The Story Behind The University Of Tennessee’s Unofficial Fight Song, ‘Rocky Top’
The song “Rocky Top” has been a staple among Tennessee residents for decades. It is especially honored by the University…
Neyland Stadium, Knoxville, TN. Photo By Kate Luffman/Tennessee Athletics, Courtesy of Facebook
The song “Rocky Top” has been a staple among Tennessee residents for decades. It is especially honored by the University of Tennessee Volunteers who claimed the tune as their unofficial fight song in the early 1970s after it was first performed by the marching band at a football game against Alabama Crimson Tide.
Since then, the song has remained a vital part of the football season and with fall right around the corner, fans and players are gearing up to welcome this song back into Neyland Stadium in hopes that it will motivate the Vols to bring their team to victory.
Story Behind The Song
Seeing as how “Rocky Top” has become such an iconic tune, it may come as a surprise to some to learn that it actually came about accidentally. The story goes, back in 1967, the husband-and-wife songwriting duo, Felice and Boudleaux Bryant, were staying at the Gatlinburg Inn inside room 388 while penning an album for Archie Campbell, star of the show Hee Haw.
The couple’s son, Del Bryant, previously explained to several news outlets that at the time, his parents only had two songs left to complete the album when Felice Bryant started to argue that they needed to write a more upbeat track.
“They were writing an album for Archie Campbell called The Golden Years and Mom felt as though she were aging dramatically with every old age song they wrote,” Bryant told The Tennessean. “She said, ‘Boudleaux, let’s do a mountain song, a bluegrass song, anything else.’”
During an interview with the Knoxville, TN news station, WVLT, Bryant expanded on his story as he shared, “My father got a little bit upset with her. So, he grabbed his guitar and started singing, ‘Wish that I was on old Rocky Top down in the Tennessee hills,’ there what do you think?’ She said, ‘I like it. Let’s write it,’ and then about 15 minutes later, it was written.”
This spurt of creativity led to what would become one of the official Tennessee state songs after it was elected by the general assembly in 1982. Fifteen years prior, the tune saw great success when the Osborne Brothers released it as a part of their 1967 album, Yesterday, Today, and the Osborne Brothers.

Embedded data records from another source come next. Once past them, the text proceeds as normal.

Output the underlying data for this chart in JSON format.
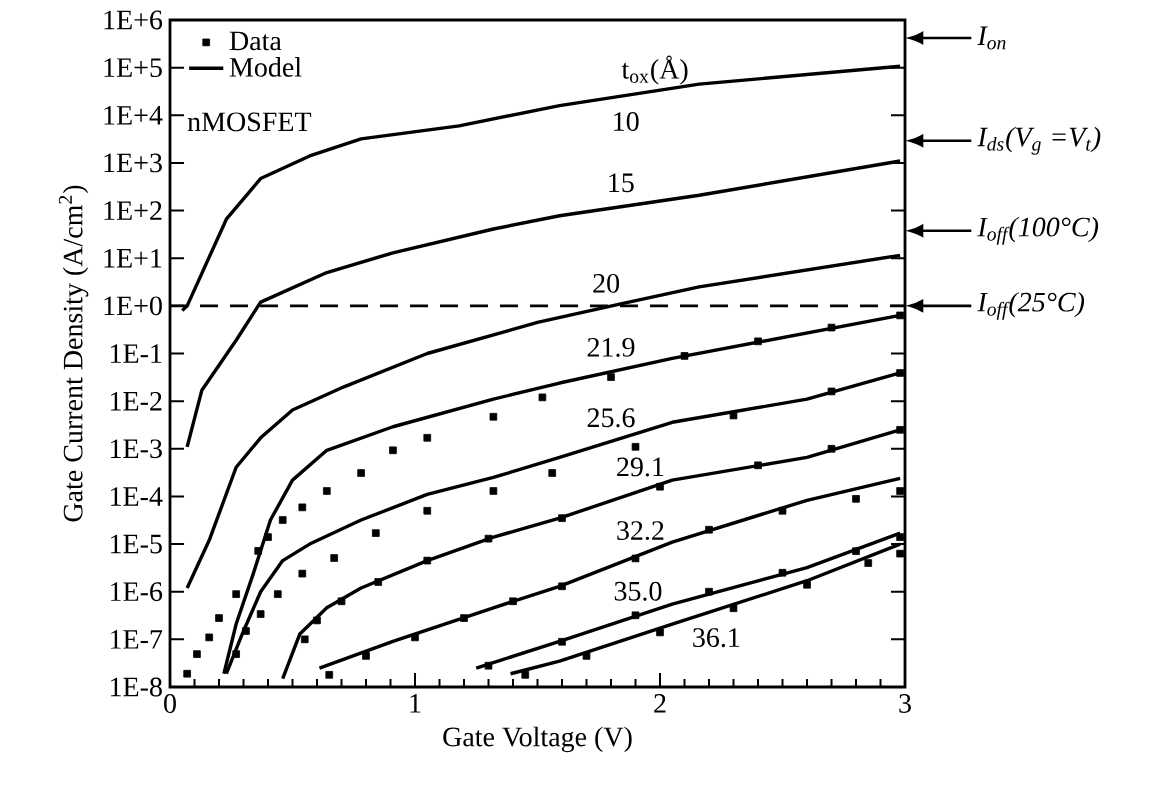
{
  "chart_data": {
    "type": "line",
    "xlabel": "Gate Voltage (V)",
    "ylabel": "Gate Current Density (A/cm$^{2}$)",
    "xlim": [
      0,
      3
    ],
    "xticks": [
      0,
      1,
      2,
      3
    ],
    "ylim": [
      1e-08,
      1000000.0
    ],
    "log": "y",
    "yticks": [
      {
        "value": 1000000.0,
        "label": "1E+6"
      },
      {
        "value": 100000.0,
        "label": "1E+5"
      },
      {
        "value": 10000.0,
        "label": "1E+4"
      },
      {
        "value": 1000.0,
        "label": "1E+3"
      },
      {
        "value": 100.0,
        "label": "1E+2"
      },
      {
        "value": 10.0,
        "label": "1E+1"
      },
      {
        "value": 1,
        "label": "1E+0"
      },
      {
        "value": 0.1,
        "label": "1E-1"
      },
      {
        "value": 0.01,
        "label": "1E-2"
      },
      {
        "value": 0.001,
        "label": "1E-3"
      },
      {
        "value": 0.0001,
        "label": "1E-4"
      },
      {
        "value": 1e-05,
        "label": "1E-5"
      },
      {
        "value": 1e-06,
        "label": "1E-6"
      },
      {
        "value": 1e-07,
        "label": "1E-7"
      },
      {
        "value": 1e-08,
        "label": "1E-8"
      }
    ],
    "legend": "top left",
    "series": [
      {
        "name": "Data",
        "type": "scatter",
        "marker": "square",
        "color": "#000000",
        "x": [
          0.07,
          0.11,
          0.16,
          0.2,
          0.27,
          0.36,
          0.4,
          0.46,
          0.54,
          0.64,
          0.78,
          0.91,
          1.05,
          1.32,
          1.52,
          1.8,
          2.1,
          2.4,
          2.7,
          2.98
        ],
        "values": [
          1.9e-08,
          4.9e-08,
          1.1e-07,
          2.8e-07,
          8.9e-07,
          7.2e-06,
          1.4e-05,
          3.2e-05,
          5.9e-05,
          0.00013,
          0.00031,
          0.00093,
          0.0017,
          0.0047,
          0.012,
          0.032,
          0.089,
          0.18,
          0.35,
          0.63
        ]
      },
      {
        "name": "Model",
        "marker": "none",
        "color": "#000000",
        "x": [
          0.05,
          0.07,
          0.23,
          0.37,
          0.57,
          0.78,
          1.18,
          1.59,
          2.16,
          2.98
        ],
        "values": [
          0.8,
          1,
          66,
          470,
          1400,
          3200,
          6000,
          16000,
          45000,
          107000
        ]
      },
      {
        "marker": "none",
        "color": "#000000",
        "x": [
          0.07,
          0.13,
          0.27,
          0.37,
          0.64,
          0.91,
          1.32,
          1.59,
          2.16,
          2.98
        ],
        "values": [
          0.0011,
          0.017,
          0.19,
          1.2,
          5,
          13,
          41,
          78,
          210,
          1100
        ]
      },
      {
        "marker": "none",
        "color": "#000000",
        "x": [
          0.07,
          0.16,
          0.27,
          0.37,
          0.5,
          0.71,
          1.05,
          1.5,
          1.84,
          2.16,
          2.98
        ],
        "values": [
          1.2e-06,
          1.2e-05,
          0.00041,
          0.0017,
          0.0065,
          0.02,
          0.1,
          0.45,
          1.1,
          2.5,
          11.5
        ]
      },
      {
        "marker": "none",
        "color": "#000000",
        "x": [
          0.22,
          0.27,
          0.34,
          0.41,
          0.5,
          0.64,
          0.91,
          1.32,
          1.59,
          2.05,
          2.98
        ],
        "values": [
          1.9e-08,
          2.1e-07,
          2.4e-06,
          3.2e-05,
          0.00022,
          0.00093,
          0.0029,
          0.011,
          0.024,
          0.079,
          0.63
        ]
      },
      {
        "marker": "none",
        "color": "#000000",
        "x": [
          0.23,
          0.3,
          0.37,
          0.46,
          0.57,
          0.78,
          1.05,
          1.32,
          1.59,
          2.05,
          2.6,
          2.98
        ],
        "values": [
          1.9e-08,
          1.5e-07,
          1e-06,
          4.5e-06,
          1e-05,
          3.2e-05,
          0.00011,
          0.00025,
          0.00066,
          0.0036,
          0.011,
          0.039
        ]
      },
      {
        "type": "scatter",
        "marker": "square",
        "color": "#000000",
        "x": [
          0.27,
          0.31,
          0.37,
          0.44,
          0.54,
          0.67,
          0.84,
          1.05,
          1.32,
          1.56,
          1.9,
          2.3,
          2.7,
          2.98
        ],
        "values": [
          4.9e-08,
          1.5e-07,
          3.4e-07,
          8.9e-07,
          2.4e-06,
          5.1e-06,
          1.7e-05,
          5e-05,
          0.00013,
          0.00031,
          0.0011,
          0.005,
          0.016,
          0.039
        ]
      },
      {
        "marker": "none",
        "color": "#000000",
        "x": [
          0.46,
          0.53,
          0.64,
          0.78,
          1.05,
          1.32,
          1.59,
          2.05,
          2.6,
          2.98
        ],
        "values": [
          1.5e-08,
          1.3e-07,
          4.6e-07,
          1.2e-06,
          4.5e-06,
          1.4e-05,
          3.5e-05,
          0.00022,
          0.00066,
          0.0025
        ]
      },
      {
        "type": "scatter",
        "marker": "square",
        "color": "#000000",
        "x": [
          0.55,
          0.6,
          0.7,
          0.85,
          1.05,
          1.3,
          1.6,
          2.0,
          2.4,
          2.7,
          2.98
        ],
        "values": [
          1e-07,
          2.5e-07,
          6.3e-07,
          1.6e-06,
          4.5e-06,
          1.3e-05,
          3.5e-05,
          0.00016,
          0.00045,
          0.001,
          0.0025
        ]
      },
      {
        "marker": "none",
        "color": "#000000",
        "x": [
          0.61,
          0.91,
          1.32,
          1.59,
          2.05,
          2.6,
          2.98
        ],
        "values": [
          2.5e-08,
          9.1e-08,
          4.6e-07,
          1.3e-06,
          1.1e-05,
          8.3e-05,
          0.00024
        ]
      },
      {
        "type": "scatter",
        "marker": "square",
        "color": "#000000",
        "x": [
          0.65,
          0.8,
          1.0,
          1.2,
          1.4,
          1.6,
          1.9,
          2.2,
          2.5,
          2.8,
          2.98
        ],
        "values": [
          1.8e-08,
          4.5e-08,
          1.1e-07,
          2.8e-07,
          6.3e-07,
          1.3e-06,
          5e-06,
          2e-05,
          5e-05,
          8.9e-05,
          0.00013
        ]
      },
      {
        "marker": "none",
        "color": "#000000",
        "x": [
          1.25,
          1.59,
          2.05,
          2.6,
          2.98
        ],
        "values": [
          2.5e-08,
          9.1e-08,
          5.5e-07,
          3.2e-06,
          1.7e-05
        ]
      },
      {
        "type": "scatter",
        "marker": "square",
        "color": "#000000",
        "x": [
          1.3,
          1.6,
          1.9,
          2.2,
          2.5,
          2.8,
          2.98
        ],
        "values": [
          2.8e-08,
          8.9e-08,
          3.2e-07,
          1e-06,
          2.5e-06,
          7.1e-06,
          1.4e-05
        ]
      },
      {
        "marker": "none",
        "color": "#000000",
        "x": [
          1.39,
          1.59,
          2.05,
          2.6,
          2.98
        ],
        "values": [
          1.9e-08,
          3.5e-08,
          2.1e-07,
          1.7e-06,
          1e-05
        ]
      },
      {
        "type": "scatter",
        "marker": "square",
        "color": "#000000",
        "x": [
          1.45,
          1.7,
          2.0,
          2.3,
          2.6,
          2.85,
          2.98
        ],
        "values": [
          1.8e-08,
          4.5e-08,
          1.4e-07,
          4.5e-07,
          1.4e-06,
          4e-06,
          6.3e-06
        ]
      }
    ],
    "ref_lines": [
      {
        "axis": "y",
        "value": 1,
        "line_style": "dashed",
        "color": "#000000"
      }
    ],
    "annotations": [
      "nMOSFET",
      "t$_{ox}$(Å)",
      "I$_{on}$",
      "I$_{ds}$(V$_{g}$ =V$_{t}$)",
      "I$_{off}$(100°C)",
      {
        "text": "10",
        "x": 1.86,
        "y": 26000
      },
      {
        "text": "15",
        "x": 1.84,
        "y": 120
      },
      {
        "text": "20",
        "x": 1.78,
        "y": 0.93
      },
      {
        "text": "21.9",
        "x": 1.8,
        "y": 0.042
      },
      {
        "text": "25.6",
        "x": 1.8,
        "y": 0.0014
      },
      {
        "text": "29.1",
        "x": 1.92,
        "y": 0.00013
      },
      {
        "text": "32.2",
        "x": 1.92,
        "y": 6e-06
      },
      {
        "text": "35.0",
        "x": 1.91,
        "y": 3.2e-07
      },
      {
        "text": "36.1",
        "x": 2.23,
        "y": 4.2e-07
      },
      {
        "text": "I$_{off}$(25°C)",
        "x": 3,
        "y": 1
      }
    ]
  }
}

“At one time we would open the show with it and then play it again at the end,” said Sonny Osborne, as reported by The Tennessean. “It was phenomenal, that song. We went to Japan, Sweden, Germany—you’d go anywhere and they’d know ‘Rocky Top.’ It put our name out in front. And it stayed there a long time.”

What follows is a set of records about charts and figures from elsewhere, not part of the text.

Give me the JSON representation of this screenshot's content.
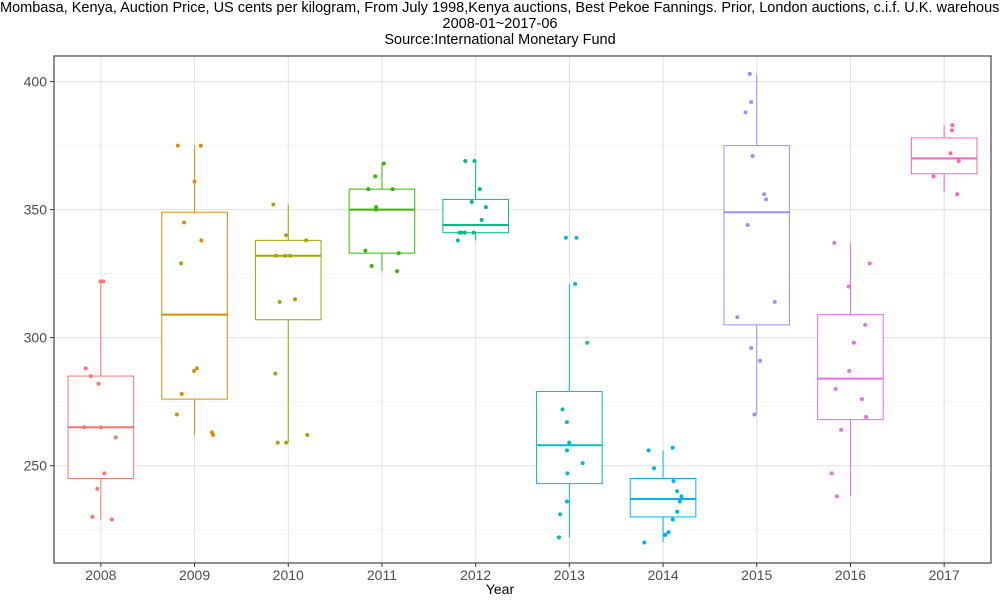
{
  "title": {
    "line1": "Mombasa, Kenya, Auction Price, US cents per kilogram, From July 1998,Kenya auctions, Best Pekoe Fannings. Prior, London auctions, c.i.f. U.K. warehouses",
    "line2": "2008-01~2017-06",
    "line3": "Source:International Monetary Fund"
  },
  "chart_data": {
    "type": "boxplot",
    "xlabel": "Year",
    "ylabel": "",
    "ylim": [
      212,
      410
    ],
    "yticks": [
      250,
      300,
      350,
      400
    ],
    "grid": true,
    "legend": "none",
    "series": [
      {
        "category": "2008",
        "color": "#F8766D",
        "stats": {
          "min": 229,
          "q1": 245,
          "median": 265,
          "q3": 285,
          "max": 322
        },
        "points": [
          322,
          322,
          288,
          285,
          282,
          265,
          265,
          261,
          247,
          241,
          230,
          229
        ]
      },
      {
        "category": "2009",
        "color": "#D89000",
        "stats": {
          "min": 262,
          "q1": 276,
          "median": 309,
          "q3": 349,
          "max": 375
        },
        "points": [
          375,
          375,
          361,
          345,
          338,
          329,
          288,
          287,
          278,
          270,
          263,
          262
        ]
      },
      {
        "category": "2010",
        "color": "#A3A500",
        "stats": {
          "min": 259,
          "q1": 307,
          "median": 332,
          "q3": 338,
          "max": 352
        },
        "points": [
          352,
          340,
          338,
          332,
          332,
          332,
          315,
          314,
          286,
          262,
          259,
          259
        ]
      },
      {
        "category": "2011",
        "color": "#39B600",
        "stats": {
          "min": 326,
          "q1": 333,
          "median": 350,
          "q3": 358,
          "max": 368
        },
        "points": [
          368,
          363,
          358,
          358,
          351,
          350,
          334,
          333,
          328,
          326
        ]
      },
      {
        "category": "2012",
        "color": "#00BF7D",
        "stats": {
          "min": 338,
          "q1": 341,
          "median": 344,
          "q3": 354,
          "max": 369
        },
        "points": [
          369,
          369,
          358,
          353,
          351,
          346,
          341,
          341,
          341,
          341,
          338
        ]
      },
      {
        "category": "2013",
        "color": "#00BFC4",
        "stats": {
          "min": 222,
          "q1": 243,
          "median": 258,
          "q3": 279,
          "max": 321
        },
        "points": [
          339,
          339,
          321,
          298,
          272,
          267,
          259,
          256,
          251,
          247,
          236,
          231,
          222
        ]
      },
      {
        "category": "2014",
        "color": "#00B0F6",
        "stats": {
          "min": 220,
          "q1": 230,
          "median": 237,
          "q3": 245,
          "max": 256
        },
        "points": [
          257,
          256,
          249,
          244,
          240,
          238,
          236,
          232,
          229,
          224,
          223,
          220
        ]
      },
      {
        "category": "2015",
        "color": "#9590FF",
        "stats": {
          "min": 270,
          "q1": 305,
          "median": 349,
          "q3": 375,
          "max": 403
        },
        "points": [
          403,
          392,
          388,
          371,
          356,
          354,
          344,
          314,
          308,
          296,
          291,
          270
        ]
      },
      {
        "category": "2016",
        "color": "#E76BF3",
        "stats": {
          "min": 238,
          "q1": 268,
          "median": 284,
          "q3": 309,
          "max": 337
        },
        "points": [
          337,
          329,
          320,
          305,
          298,
          287,
          280,
          276,
          269,
          264,
          247,
          238
        ]
      },
      {
        "category": "2017",
        "color": "#FF62BC",
        "stats": {
          "min": 357,
          "q1": 364,
          "median": 370,
          "q3": 378,
          "max": 383
        },
        "points": [
          383,
          381,
          372,
          369,
          363,
          356
        ]
      }
    ]
  }
}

The incredibly fast bluegrass tune quickly became a hit and reached number 33 on the U.S. Country charts. It gained even more popularity when Lynn Anderson released her own rendition of the song in 1969, which climbed the charts to spot 17. This marked the highest charting version of “Rocky Top.”
While The Bryants did not give an exact location for “Rocky Top,” many believe that the inspiration was pulled from the Thunderhead Mountain area in the Great Smoky Mountains. Thunderhead Mountain sits near the city of Gatlinburg, Tennessee, where the song was written.

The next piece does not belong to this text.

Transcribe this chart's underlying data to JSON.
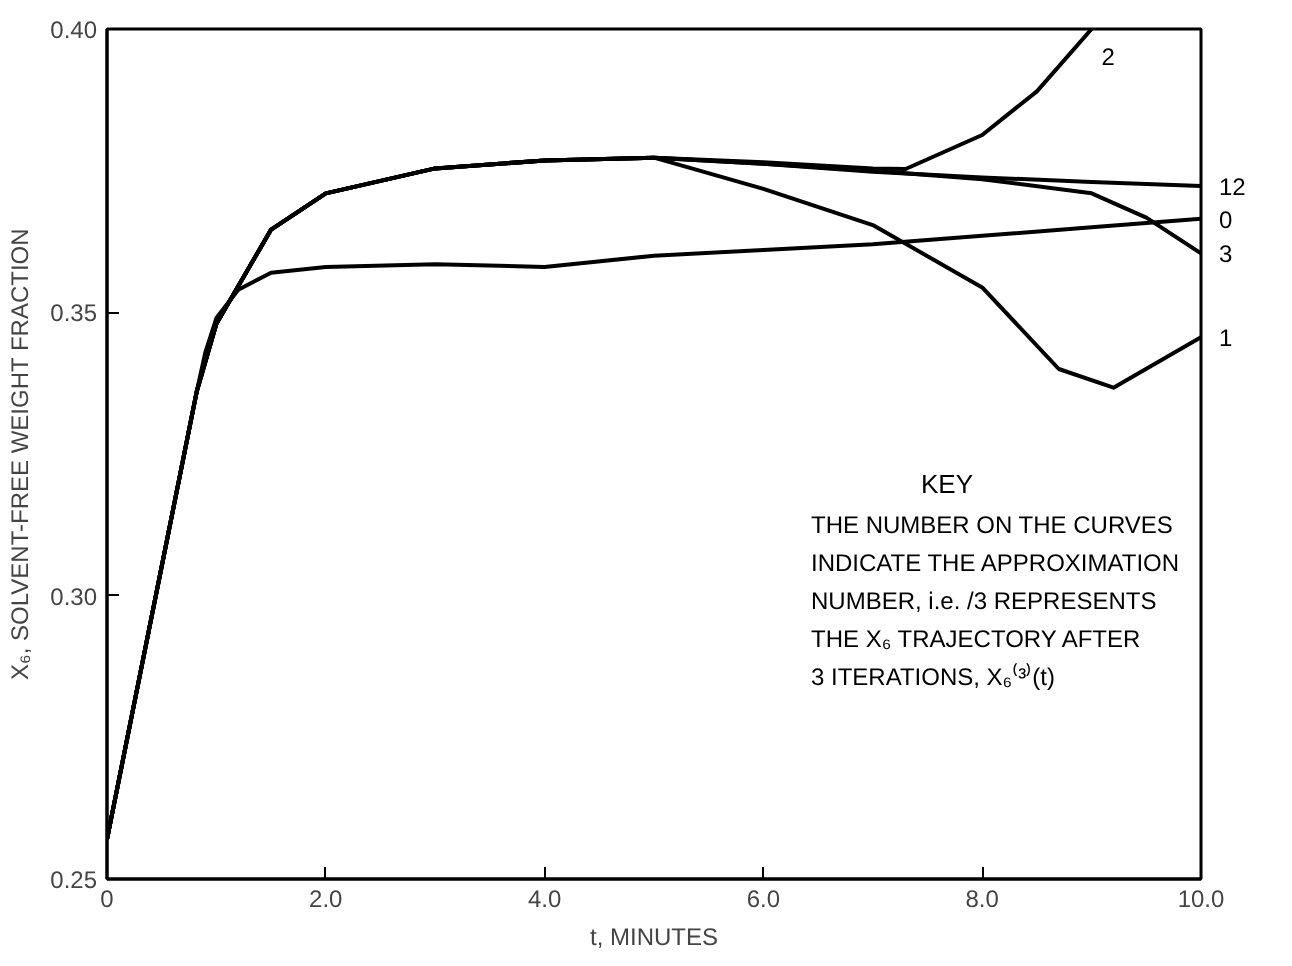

The lyrics pay homage to the simple lifestyle of the Tennessee mountain region where the women are “Wild as a mink, but sweet as soda pop” and there “Ain’t no smoggy smoke” or “telephone bills” like there is where the city folks’ dwell. Instead, the region of “Rocky Top” provides a place of tranquility that many consider to be “Home sweet home.”
The famed chorus goes, “Rocky Top, you’ll always be / Home sweet home to me / Good ol’ Rocky Top / Rocky Top, Tennessee / Rocky Top, Tennessee.”
“It’s a song for all occasions if you’re a fan of Tennessee, a fan of UT, a fan of bluegrass or a fan of what the song stands for: a more simplistic life,” Del Bryant explained. “Who would ever think that would become an anthem, and a phenomenon? My folks certainly didn’t.”
Considering the inspiration for the tune was accidental, its impact on the state of Tennessee has been monumental as it’s evolved into an anthem that encapsulates so much pride for the state.